Non lo so proprio, dipenderebbe da troppi fattori. Io sono estremamente istintiva e non penso mai prima a ciò che potrebbe essere: decido sempre una volta che ho il copione sul tavolo. Faccio il mio lavoro, senza farmi troppi trip mentali.
E, in quest’ottica, esiste un regista o un attore con cui ti piacerebbe lavorare in futuro?
Sì, certo, ma anche in questo caso è inutile mi ponga la questione, finché non si presenta l’occasione. E poi, sai, mi sono resa conto che a volte un regista con cui non avevi pensato in precedenza di lavorare sa sorprenderti: l’imprevedibilità è una delle cose che amo di più di questo lavoro.
E mi sembra che, nella tua carriera fino a oggi, tu abbia incontrato sempre registi il cui lavoro ti ha lasciata soddisfatta.
Sì, sono stata fortunata, mi sono sempre trovata molto bene coi registi e gli attori con cui ho lavorato.
E il tuo istinto ti ha guidata bene
Sì, assolutamente. Poi considera che sul lavoro cerco di essere generosa e non ostica, il che porta a instaurare buoni rapporti lavorativi e di squadra, così da creare qualcosa di bello insieme. Non mi piace l’individualismo, mi piace che il fine di tutti sia ottenere un buon prodotto finale.

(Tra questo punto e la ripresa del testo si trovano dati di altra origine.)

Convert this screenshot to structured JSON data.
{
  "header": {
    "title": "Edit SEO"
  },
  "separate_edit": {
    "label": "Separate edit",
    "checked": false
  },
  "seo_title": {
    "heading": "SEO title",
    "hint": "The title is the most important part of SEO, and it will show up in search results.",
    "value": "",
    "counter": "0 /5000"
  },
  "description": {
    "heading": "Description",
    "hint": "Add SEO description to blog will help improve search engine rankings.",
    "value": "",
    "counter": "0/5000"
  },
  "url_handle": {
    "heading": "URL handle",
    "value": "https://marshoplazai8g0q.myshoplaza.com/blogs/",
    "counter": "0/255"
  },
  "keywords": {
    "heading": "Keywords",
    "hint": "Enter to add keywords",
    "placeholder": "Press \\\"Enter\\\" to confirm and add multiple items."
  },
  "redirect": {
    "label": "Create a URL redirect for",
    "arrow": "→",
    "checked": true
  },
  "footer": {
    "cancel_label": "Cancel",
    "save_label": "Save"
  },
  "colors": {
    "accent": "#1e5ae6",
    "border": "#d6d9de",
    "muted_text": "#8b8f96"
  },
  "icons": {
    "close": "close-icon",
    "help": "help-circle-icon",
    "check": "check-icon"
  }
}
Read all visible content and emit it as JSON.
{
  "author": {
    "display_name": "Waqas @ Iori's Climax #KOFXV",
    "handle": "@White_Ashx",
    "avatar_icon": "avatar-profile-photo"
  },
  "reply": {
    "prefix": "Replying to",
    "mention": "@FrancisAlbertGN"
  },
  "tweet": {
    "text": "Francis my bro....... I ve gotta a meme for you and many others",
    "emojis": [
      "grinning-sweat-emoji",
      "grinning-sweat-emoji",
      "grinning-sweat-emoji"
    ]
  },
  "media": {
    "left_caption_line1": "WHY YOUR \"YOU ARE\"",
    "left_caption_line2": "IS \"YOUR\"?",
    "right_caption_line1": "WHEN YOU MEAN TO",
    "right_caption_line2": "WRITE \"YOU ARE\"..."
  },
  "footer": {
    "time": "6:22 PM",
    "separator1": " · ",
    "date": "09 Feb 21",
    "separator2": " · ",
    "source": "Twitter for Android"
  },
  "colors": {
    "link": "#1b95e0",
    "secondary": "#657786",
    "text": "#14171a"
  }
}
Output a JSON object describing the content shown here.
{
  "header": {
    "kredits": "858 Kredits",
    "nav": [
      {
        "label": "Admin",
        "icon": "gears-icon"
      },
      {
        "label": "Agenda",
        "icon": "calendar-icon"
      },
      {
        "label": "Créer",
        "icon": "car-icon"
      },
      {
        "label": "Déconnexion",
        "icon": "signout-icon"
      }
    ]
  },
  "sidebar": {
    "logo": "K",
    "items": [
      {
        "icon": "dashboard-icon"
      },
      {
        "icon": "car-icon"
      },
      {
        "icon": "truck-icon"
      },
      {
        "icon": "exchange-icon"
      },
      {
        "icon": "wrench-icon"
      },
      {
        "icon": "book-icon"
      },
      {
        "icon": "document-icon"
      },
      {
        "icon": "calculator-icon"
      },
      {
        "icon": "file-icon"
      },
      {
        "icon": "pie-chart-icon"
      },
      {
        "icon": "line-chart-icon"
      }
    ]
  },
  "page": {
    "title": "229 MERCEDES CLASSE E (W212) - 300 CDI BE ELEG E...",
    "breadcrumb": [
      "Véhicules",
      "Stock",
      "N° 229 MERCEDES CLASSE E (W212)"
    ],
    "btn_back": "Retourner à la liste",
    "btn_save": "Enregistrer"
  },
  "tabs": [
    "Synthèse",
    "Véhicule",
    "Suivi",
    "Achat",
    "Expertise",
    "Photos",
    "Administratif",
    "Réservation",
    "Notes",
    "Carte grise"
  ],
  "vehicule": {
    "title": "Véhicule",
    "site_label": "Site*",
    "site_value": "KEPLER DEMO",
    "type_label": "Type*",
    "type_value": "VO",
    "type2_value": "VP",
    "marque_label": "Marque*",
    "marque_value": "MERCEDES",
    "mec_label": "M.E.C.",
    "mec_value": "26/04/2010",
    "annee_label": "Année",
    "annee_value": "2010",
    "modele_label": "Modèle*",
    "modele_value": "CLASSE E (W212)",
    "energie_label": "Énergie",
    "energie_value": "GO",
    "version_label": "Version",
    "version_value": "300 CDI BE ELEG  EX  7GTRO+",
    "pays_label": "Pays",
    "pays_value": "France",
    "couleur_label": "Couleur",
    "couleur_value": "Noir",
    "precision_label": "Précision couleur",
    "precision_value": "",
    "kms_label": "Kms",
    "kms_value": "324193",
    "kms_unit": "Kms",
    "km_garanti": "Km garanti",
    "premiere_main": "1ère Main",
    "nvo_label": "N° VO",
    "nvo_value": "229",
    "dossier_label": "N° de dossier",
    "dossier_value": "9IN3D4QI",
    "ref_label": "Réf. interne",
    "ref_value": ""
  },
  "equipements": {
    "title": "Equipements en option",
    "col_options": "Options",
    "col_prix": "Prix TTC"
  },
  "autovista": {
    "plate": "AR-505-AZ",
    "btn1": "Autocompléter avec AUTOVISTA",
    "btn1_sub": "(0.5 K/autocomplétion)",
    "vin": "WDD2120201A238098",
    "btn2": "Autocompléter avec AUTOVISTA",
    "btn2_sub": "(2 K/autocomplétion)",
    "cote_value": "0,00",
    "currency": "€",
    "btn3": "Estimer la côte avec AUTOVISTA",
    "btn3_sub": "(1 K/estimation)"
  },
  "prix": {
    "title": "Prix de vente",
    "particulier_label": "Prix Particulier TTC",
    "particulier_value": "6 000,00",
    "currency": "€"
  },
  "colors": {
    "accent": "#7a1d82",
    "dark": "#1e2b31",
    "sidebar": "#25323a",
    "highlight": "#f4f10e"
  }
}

Una concezione derivata anche dal tuo background di ballerina.
Esatto, perché comunque lavori come una squadra con l’obiettivo di ottenere un risultato comune.
Anche se immagino già la risposta, te lo chiedo comunque. C’è un qualche tipo di personaggio che non hai ancora fatto e che ti piacerebbe ti venisse proposto?
No, direi di no. Come ti dicevo amo molto l’imprevedibilità: dati i ruoli che avevo interpretato in Italia, non avrei mai immaginato di tagliarmi i capelli o di interpretare un personaggio omosessuale, e invece eccomi qua. Amo essere stupita.
E tra gli stupori che potrebbero giungere, ti piacerebbe anche quello del teatro?
Non lo escludo, ma devo dire che in questo momento amo molto il lavoro sul set, davanti alla macchina da presa, l’empatia col regista, il rapporto col direttore della fotografia e con altre figure di riferimento. Le percepisco come parte del mio mondo. Mi trovo bene sul set e non sono certa che mi troverei bene sul palco: non ho la pretesa di essere un’attrice a 360 gradi, ma non si può mai dire.
Un’ultima domanda: c’è qualcosa che vuoi dire al pubblico di SerialFreaks?
Di guardare la seconda stagione di Counterpart (ride).
(intervista raccolta via Skype il 4 giugno 2018. Immagini fornite da Sara Serraiocco. L’autore ringrazia personalmente Sara Serraiocco per la disponibilità mostrata).